There are some indications that this disappointment is turning to desperation. On March 11 the New York Times published a front page story on Dr. Wafa Sultan, "a largely unknown Syrian-American psychiatrist, nursing a deep anger and despair about her fellow Muslims." Deep anger and despair at fellow Muslims? Are these the new qualifications for Muslims to gain visibility in America's most prestigious newspaper?
If the only Muslims that the United States can recruit in its battle for ideas are at best mediocrities or worse--nobodies--what chance is there that it can win the battle for Muslim hearts and minds? The short answer is: very little. Muslims are not helpless children. You cannot molest them and then expect to mollify them with trifles and protestations of pure intentions. That may have worked for a while. It will not work for ever.
Muslims are too large and too dense a mass to be moved by wars. Military might could not break the spirit of Palestinians, Afghans, Bosnians, Chechens, Lebanese, Moros and Iraqis. What chance is there that wars will be more effective if applied against larger masses of Muslims?

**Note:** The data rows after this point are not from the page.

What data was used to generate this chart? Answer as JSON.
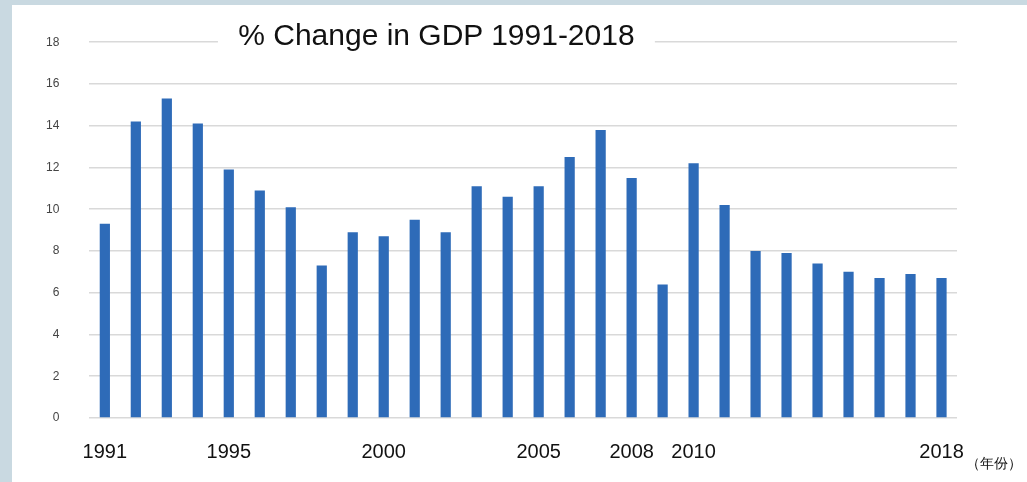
{
  "chart_data": {
    "type": "bar",
    "title": "% Change in GDP 1991-2018",
    "xlabel": "（年份）",
    "categories": [
      "1991",
      null,
      null,
      null,
      "1995",
      null,
      null,
      null,
      null,
      "2000",
      null,
      null,
      null,
      null,
      "2005",
      null,
      null,
      "2008",
      null,
      "2010",
      null,
      null,
      null,
      null,
      null,
      null,
      null,
      "2018"
    ],
    "values": [
      9.3,
      14.2,
      15.3,
      14.1,
      11.9,
      10.9,
      10.1,
      7.3,
      8.9,
      8.7,
      9.5,
      8.9,
      11.1,
      10.6,
      11.1,
      12.5,
      13.8,
      11.5,
      6.4,
      12.2,
      10.2,
      8.0,
      7.9,
      7.4,
      7.0,
      6.7,
      6.9,
      6.7
    ],
    "color": "#2e6bb8",
    "ylim": [
      0,
      18
    ],
    "yticks": [
      0,
      2,
      4,
      6,
      8,
      10,
      12,
      14,
      16,
      18
    ],
    "grid": "y",
    "legend": false
  }
}
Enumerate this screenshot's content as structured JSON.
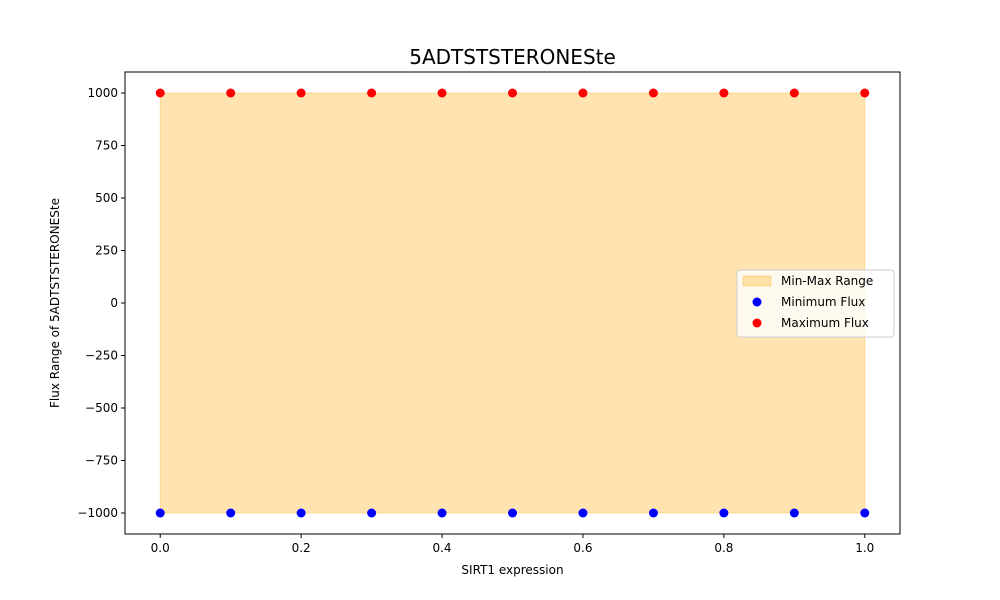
{
  "chart_data": {
    "type": "scatter",
    "title": "5ADTSTSTERONESte",
    "xlabel": "SIRT1 expression",
    "ylabel": "Flux Range of 5ADTSTSTERONESte",
    "xlim": [
      -0.05,
      1.05
    ],
    "ylim": [
      -1100,
      1100
    ],
    "x": [
      0.0,
      0.1,
      0.2,
      0.3,
      0.4,
      0.5,
      0.6,
      0.7,
      0.8,
      0.9,
      1.0
    ],
    "xticks": [
      0.0,
      0.2,
      0.4,
      0.6,
      0.8,
      1.0
    ],
    "xtick_labels": [
      "0.0",
      "0.2",
      "0.4",
      "0.6",
      "0.8",
      "1.0"
    ],
    "yticks": [
      1000,
      750,
      500,
      250,
      0,
      -250,
      -500,
      -750,
      -1000
    ],
    "ytick_labels": [
      "1000",
      "750",
      "500",
      "250",
      "0",
      "−250",
      "−500",
      "−750",
      "−1000"
    ],
    "series": [
      {
        "name": "Minimum Flux",
        "color": "#0000ff",
        "values": [
          -1000,
          -1000,
          -1000,
          -1000,
          -1000,
          -1000,
          -1000,
          -1000,
          -1000,
          -1000,
          -1000
        ]
      },
      {
        "name": "Maximum Flux",
        "color": "#ff0000",
        "values": [
          1000,
          1000,
          1000,
          1000,
          1000,
          1000,
          1000,
          1000,
          1000,
          1000,
          1000
        ]
      }
    ],
    "range_fill": {
      "name": "Min-Max Range",
      "color": "#ffa500",
      "opacity": 0.3
    },
    "legend": {
      "position": "center-right",
      "entries": [
        "Min-Max Range",
        "Minimum Flux",
        "Maximum Flux"
      ]
    },
    "grid": false
  }
}
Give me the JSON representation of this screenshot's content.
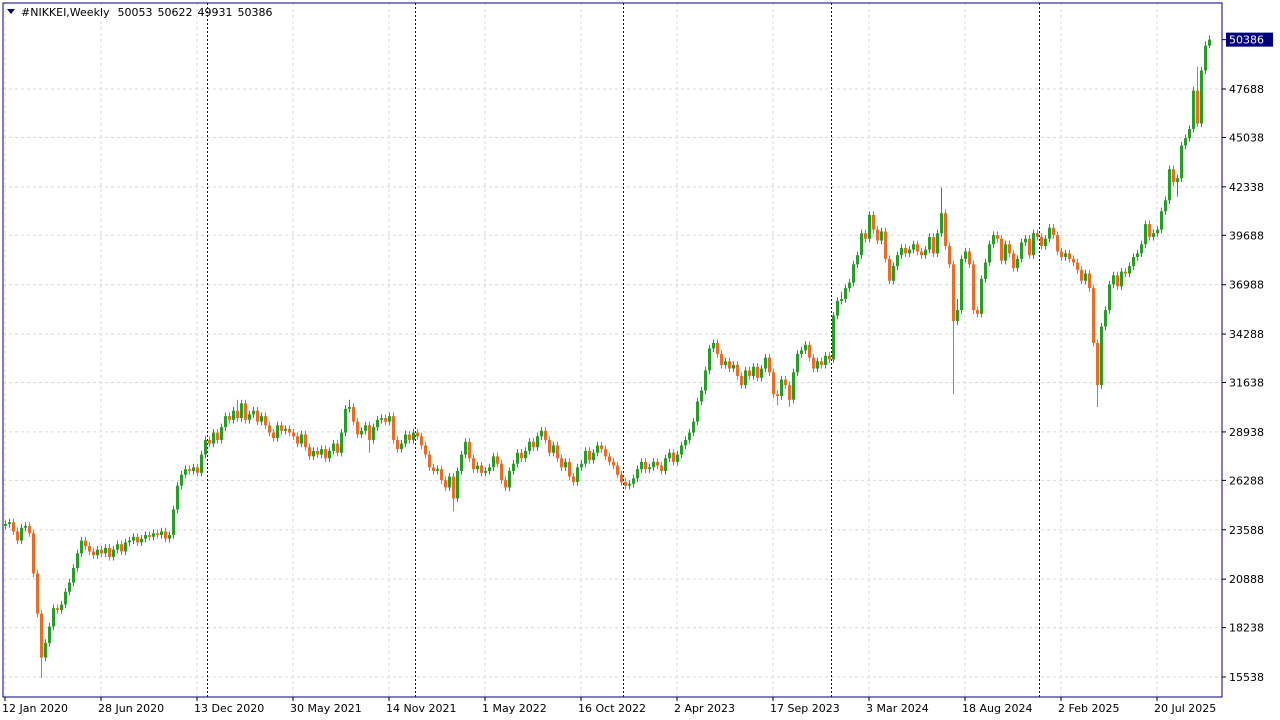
{
  "chart_data": {
    "type": "candlestick",
    "title": "#NIKKEI,Weekly",
    "open": [
      23800,
      23900,
      24000,
      23500,
      23000,
      23700,
      23800,
      23400,
      21200,
      19000,
      16600,
      17400,
      18300,
      19300,
      19200,
      19500,
      20200,
      20700,
      21500,
      22300,
      23000,
      22700,
      22400,
      22200,
      22500,
      22300,
      22600,
      22100,
      22500,
      22800,
      22400,
      22900,
      23000,
      23200,
      22900,
      23100,
      23300,
      23200,
      23400,
      23300,
      23500,
      23100,
      23300,
      24700,
      26000,
      26600,
      26900,
      26800,
      27000,
      26700,
      27700,
      28500,
      28300,
      28900,
      28500,
      29200,
      29800,
      29600,
      30100,
      29700,
      30500,
      29600,
      29900,
      30100,
      29500,
      29800,
      29300,
      28900,
      28600,
      29300,
      29000,
      29100,
      28900,
      28700,
      28300,
      28800,
      28100,
      27600,
      27900,
      27700,
      28000,
      27500,
      27900,
      28300,
      27800,
      28900,
      30200,
      30300,
      29500,
      28800,
      29000,
      29300,
      28500,
      29200,
      29600,
      29700,
      29500,
      29800,
      28500,
      28000,
      28300,
      28800,
      28500,
      28900,
      28700,
      28200,
      27700,
      27000,
      26800,
      26900,
      26300,
      25900,
      26500,
      25300,
      26800,
      27700,
      28400,
      27500,
      26900,
      27100,
      26700,
      26800,
      27000,
      27600,
      27200,
      26300,
      25900,
      26800,
      27200,
      27800,
      27500,
      27900,
      28400,
      28100,
      28700,
      29000,
      28500,
      27800,
      28200,
      27500,
      27000,
      27300,
      26500,
      26200,
      27000,
      27200,
      27900,
      27400,
      27800,
      28200,
      28000,
      27600,
      27300,
      27100,
      26600,
      26200,
      26000,
      26100,
      26400,
      26900,
      27300,
      26900,
      27000,
      27300,
      27100,
      26800,
      27500,
      27800,
      27300,
      27700,
      28200,
      28500,
      28900,
      29500,
      30600,
      31200,
      32300,
      33500,
      33800,
      33200,
      32600,
      32800,
      32400,
      32600,
      32000,
      31500,
      32300,
      32000,
      32500,
      31900,
      32400,
      33000,
      32200,
      31000,
      30900,
      31800,
      31500,
      30700,
      32200,
      33200,
      33400,
      33700,
      33000,
      32400,
      32800,
      32600,
      33100,
      32900,
      35300,
      36100,
      36200,
      36800,
      37100,
      38100,
      38600,
      39800,
      39500,
      40800,
      40000,
      39400,
      39900,
      38400,
      37200,
      38000,
      38600,
      39000,
      38700,
      38900,
      39200,
      38800,
      38600,
      38900,
      39600,
      38700,
      39800,
      40900,
      39100,
      38100,
      35000,
      35600,
      38400,
      38800,
      38100,
      35600,
      35400,
      37300,
      38200,
      39200,
      39700,
      39500,
      38300,
      39200,
      38700,
      37900,
      38400,
      39300,
      39500,
      38600,
      39800,
      39600,
      39100,
      39500,
      40100,
      39700,
      38800,
      38500,
      38700,
      38400,
      38200,
      37800,
      37200,
      37600,
      36800,
      33800,
      31500,
      34700,
      35600,
      37000,
      37500,
      36900,
      37700,
      37600,
      38000,
      38500,
      38700,
      39200,
      40300,
      39600,
      39800,
      40000,
      41000,
      41600,
      43300,
      42600,
      42800,
      44600,
      45000,
      45500,
      47600,
      45800,
      48700,
      50053
    ],
    "high": [
      24100,
      24200,
      24200,
      23700,
      23900,
      24000,
      24000,
      23600,
      21400,
      19200,
      17600,
      18500,
      19500,
      19500,
      19700,
      20400,
      20900,
      21700,
      22500,
      23200,
      23200,
      22900,
      22600,
      22700,
      22700,
      22800,
      22800,
      22700,
      23000,
      23000,
      23100,
      23200,
      23400,
      23400,
      23300,
      23500,
      23500,
      23600,
      23600,
      23700,
      23700,
      23500,
      24900,
      26200,
      26800,
      27100,
      27100,
      27200,
      27200,
      27900,
      28700,
      28700,
      29100,
      29100,
      29400,
      30000,
      30000,
      30300,
      30700,
      30700,
      30700,
      30100,
      30300,
      30300,
      30000,
      30000,
      29500,
      29100,
      29500,
      29500,
      29300,
      29300,
      29100,
      28900,
      29000,
      29000,
      28300,
      28100,
      28100,
      28200,
      28200,
      28100,
      28500,
      28500,
      29100,
      30400,
      30700,
      30500,
      29700,
      29200,
      29500,
      29500,
      29400,
      29800,
      29900,
      29900,
      30000,
      30000,
      28700,
      28500,
      29000,
      29000,
      29100,
      29100,
      28900,
      28400,
      27900,
      27200,
      27100,
      27100,
      26500,
      26700,
      26700,
      27000,
      27900,
      28600,
      28600,
      27700,
      27300,
      27300,
      27000,
      27200,
      27800,
      27800,
      27400,
      26500,
      27000,
      27400,
      28000,
      28000,
      28100,
      28600,
      28600,
      28900,
      29200,
      29200,
      28700,
      28400,
      28400,
      27700,
      27500,
      27500,
      26700,
      27200,
      27400,
      28100,
      28100,
      28000,
      28400,
      28400,
      28200,
      27800,
      27500,
      27300,
      26800,
      26400,
      26300,
      26600,
      27100,
      27500,
      27500,
      27200,
      27500,
      27500,
      27300,
      27700,
      28000,
      28000,
      27900,
      28400,
      28700,
      29100,
      29700,
      30800,
      31400,
      32500,
      33700,
      34000,
      34000,
      33400,
      33000,
      33000,
      32800,
      32800,
      32200,
      32500,
      32500,
      32700,
      32700,
      32600,
      33200,
      33200,
      32400,
      31200,
      32000,
      32000,
      31700,
      32400,
      33400,
      33600,
      33900,
      33900,
      33200,
      33000,
      33000,
      33300,
      33300,
      35500,
      36300,
      36600,
      37000,
      37300,
      38300,
      38800,
      40000,
      40000,
      41000,
      41000,
      40200,
      40100,
      40100,
      38600,
      38200,
      38800,
      39200,
      39200,
      39100,
      39400,
      39400,
      39000,
      39100,
      39800,
      39800,
      40000,
      42300,
      41100,
      39300,
      38300,
      36200,
      38600,
      39000,
      39000,
      38300,
      35800,
      37500,
      38400,
      39400,
      39900,
      39900,
      39700,
      39400,
      39400,
      38900,
      38600,
      39500,
      39700,
      39700,
      40000,
      40000,
      39800,
      39700,
      40300,
      40300,
      39900,
      39000,
      38900,
      38900,
      38600,
      38400,
      38000,
      37800,
      37800,
      37000,
      34000,
      34900,
      35800,
      37200,
      37700,
      37700,
      37900,
      37900,
      38200,
      38700,
      38900,
      39400,
      40500,
      40500,
      40000,
      40200,
      41200,
      41800,
      43500,
      43500,
      43000,
      44800,
      45200,
      45700,
      47800,
      48900,
      48900,
      50300,
      50622
    ],
    "low": [
      23600,
      23700,
      23300,
      22800,
      22800,
      23500,
      23200,
      21000,
      18800,
      15500,
      16400,
      17200,
      18100,
      19000,
      19000,
      19300,
      20000,
      20500,
      21300,
      22100,
      22500,
      22200,
      22000,
      22000,
      22100,
      22100,
      21900,
      21900,
      22300,
      22200,
      22200,
      22700,
      22800,
      22700,
      22700,
      22900,
      23000,
      23000,
      23100,
      23100,
      22900,
      22900,
      23100,
      24500,
      25800,
      26400,
      26600,
      26600,
      26500,
      26500,
      27500,
      28100,
      28100,
      28300,
      28300,
      29000,
      29400,
      29400,
      29500,
      29500,
      29400,
      29400,
      29700,
      29300,
      29300,
      29100,
      28700,
      28400,
      28400,
      28800,
      28800,
      28700,
      28500,
      28100,
      28100,
      27900,
      27400,
      27400,
      27500,
      27500,
      27300,
      27300,
      27700,
      27600,
      27600,
      28700,
      30000,
      29300,
      28600,
      28600,
      28800,
      27800,
      28300,
      29000,
      29400,
      29300,
      29300,
      28300,
      27800,
      27800,
      28100,
      28300,
      28300,
      28500,
      28000,
      27500,
      26800,
      26600,
      26600,
      26100,
      25700,
      25700,
      24600,
      25100,
      26600,
      27500,
      27300,
      26700,
      26700,
      26500,
      26500,
      26600,
      26800,
      27000,
      26100,
      25700,
      25700,
      26600,
      27000,
      27300,
      27300,
      27700,
      27900,
      27900,
      28500,
      28300,
      27600,
      27600,
      27300,
      26800,
      26800,
      26300,
      26000,
      26000,
      26800,
      27000,
      27200,
      27200,
      27600,
      27800,
      27400,
      27100,
      26900,
      26400,
      26000,
      25800,
      25800,
      25900,
      26200,
      26700,
      26700,
      26700,
      26800,
      26900,
      26600,
      26600,
      27300,
      27100,
      27100,
      27500,
      28000,
      28300,
      28700,
      29300,
      30400,
      31000,
      32100,
      33300,
      33000,
      32400,
      32400,
      32200,
      32200,
      31800,
      31300,
      31300,
      31800,
      31800,
      31700,
      31700,
      32200,
      32000,
      30800,
      30400,
      30700,
      31300,
      30300,
      30500,
      32000,
      33000,
      33200,
      32800,
      32200,
      32200,
      32400,
      32400,
      32700,
      32700,
      35100,
      35900,
      36000,
      36600,
      36900,
      37900,
      38400,
      39300,
      39300,
      39800,
      39200,
      39200,
      38200,
      37000,
      37000,
      37800,
      38400,
      38500,
      38500,
      38700,
      38600,
      38400,
      38400,
      38700,
      38500,
      38500,
      39600,
      38900,
      37900,
      31000,
      34800,
      35400,
      38200,
      37900,
      35400,
      35200,
      35200,
      37100,
      38000,
      39000,
      39300,
      38100,
      38100,
      38500,
      37700,
      37700,
      38200,
      39100,
      38400,
      38400,
      39400,
      38900,
      38900,
      39300,
      39500,
      38600,
      38300,
      38300,
      38200,
      38000,
      37600,
      37000,
      37000,
      36600,
      33600,
      30300,
      31300,
      34500,
      35400,
      36800,
      36700,
      36700,
      37400,
      37400,
      37800,
      38300,
      38500,
      39000,
      39400,
      39400,
      39600,
      39800,
      40800,
      41400,
      42400,
      41800,
      42600,
      44400,
      44800,
      45300,
      45600,
      45600,
      48500,
      49931
    ],
    "close": [
      23900,
      24000,
      23500,
      23000,
      23700,
      23800,
      23400,
      21200,
      19000,
      16600,
      17400,
      18300,
      19300,
      19200,
      19500,
      20200,
      20700,
      21500,
      22300,
      23000,
      22700,
      22400,
      22200,
      22500,
      22300,
      22600,
      22100,
      22500,
      22800,
      22400,
      22900,
      23000,
      23200,
      22900,
      23100,
      23300,
      23200,
      23400,
      23300,
      23500,
      23100,
      23300,
      24700,
      26000,
      26600,
      26900,
      26800,
      27000,
      26700,
      27700,
      28500,
      28300,
      28900,
      28500,
      29200,
      29800,
      29600,
      30100,
      29700,
      30500,
      29600,
      29900,
      30100,
      29500,
      29800,
      29300,
      28900,
      28600,
      29300,
      29000,
      29100,
      28900,
      28700,
      28300,
      28800,
      28100,
      27600,
      27900,
      27700,
      28000,
      27500,
      27900,
      28300,
      27800,
      28900,
      30200,
      30300,
      29500,
      28800,
      29000,
      29300,
      28500,
      29200,
      29600,
      29700,
      29500,
      29800,
      28500,
      28000,
      28300,
      28800,
      28500,
      28900,
      28700,
      28200,
      27700,
      27000,
      26800,
      26900,
      26300,
      25900,
      26500,
      25300,
      26800,
      27700,
      28400,
      27500,
      26900,
      27100,
      26700,
      26800,
      27000,
      27600,
      27200,
      26300,
      25900,
      26800,
      27200,
      27800,
      27500,
      27900,
      28400,
      28100,
      28700,
      29000,
      28500,
      27800,
      28200,
      27500,
      27000,
      27300,
      26500,
      26200,
      27000,
      27200,
      27900,
      27400,
      27800,
      28200,
      28000,
      27600,
      27300,
      27100,
      26600,
      26200,
      26000,
      26100,
      26400,
      26900,
      27300,
      26900,
      27000,
      27300,
      27100,
      26800,
      27500,
      27800,
      27300,
      27700,
      28200,
      28500,
      28900,
      29500,
      30600,
      31200,
      32300,
      33500,
      33800,
      33200,
      32600,
      32800,
      32400,
      32600,
      32000,
      31500,
      32300,
      32000,
      32500,
      31900,
      32400,
      33000,
      32200,
      31000,
      30900,
      31800,
      31500,
      30700,
      32200,
      33200,
      33400,
      33700,
      33000,
      32400,
      32800,
      32600,
      33100,
      32900,
      35300,
      36100,
      36200,
      36800,
      37100,
      38100,
      38600,
      39800,
      39500,
      40800,
      40000,
      39400,
      39900,
      38400,
      37200,
      38000,
      38600,
      39000,
      38700,
      38900,
      39200,
      38800,
      38600,
      38900,
      39600,
      38700,
      39800,
      40900,
      39100,
      38100,
      35000,
      35600,
      38400,
      38800,
      38100,
      35600,
      35400,
      37300,
      38200,
      39200,
      39700,
      39500,
      38300,
      39200,
      38700,
      37900,
      38400,
      39300,
      39500,
      38600,
      39800,
      39600,
      39100,
      39500,
      40100,
      39700,
      38800,
      38500,
      38700,
      38400,
      38200,
      37800,
      37200,
      37600,
      36800,
      33800,
      31500,
      34700,
      35600,
      37000,
      37500,
      36900,
      37700,
      37600,
      38000,
      38500,
      38700,
      39200,
      40300,
      39600,
      39800,
      40000,
      41000,
      41600,
      43300,
      42600,
      42800,
      44600,
      45000,
      45500,
      47600,
      45800,
      48700,
      50053,
      50386
    ],
    "up_color": "#23a123",
    "down_color": "#f26a22",
    "ylim": [
      14445,
      52389
    ],
    "yticks": [
      15538,
      18238,
      20888,
      23588,
      26288,
      28938,
      31638,
      34288,
      36988,
      39688,
      42338,
      45038,
      47688
    ],
    "xlim": [
      -0.5,
      304.25
    ],
    "xticks": [
      {
        "value": 0,
        "label": "12 Jan 2020"
      },
      {
        "value": 24,
        "label": "28 Jun 2020"
      },
      {
        "value": 48,
        "label": "13 Dec 2020"
      },
      {
        "value": 72,
        "label": "30 May 2021"
      },
      {
        "value": 96,
        "label": "14 Nov 2021"
      },
      {
        "value": 120,
        "label": "1 May 2022"
      },
      {
        "value": 144,
        "label": "16 Oct 2022"
      },
      {
        "value": 168,
        "label": "2 Apr 2023"
      },
      {
        "value": 192,
        "label": "17 Sep 2023"
      },
      {
        "value": 216,
        "label": "3 Mar 2024"
      },
      {
        "value": 240,
        "label": "18 Aug 2024"
      },
      {
        "value": 264,
        "label": "2 Feb 2025"
      },
      {
        "value": 288,
        "label": "20 Jul 2025"
      }
    ],
    "period_separators": [
      51,
      103,
      155,
      207,
      259
    ],
    "grid": true
  }
}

The United States cannot expect to change Muslims unless it first thinks seriously about changing its policies towards Muslims. Americans must stop deluding themselves. Muslims do not hate their freedom: they only want that freedom for themselves. The United States and Israel seek to build their power over a mass of prostrate Muslim bodies. Stop doing that and then you will have a chance to win Muslim hearts and minds.
M. Shahid Alam is professor economics at a university in Boston.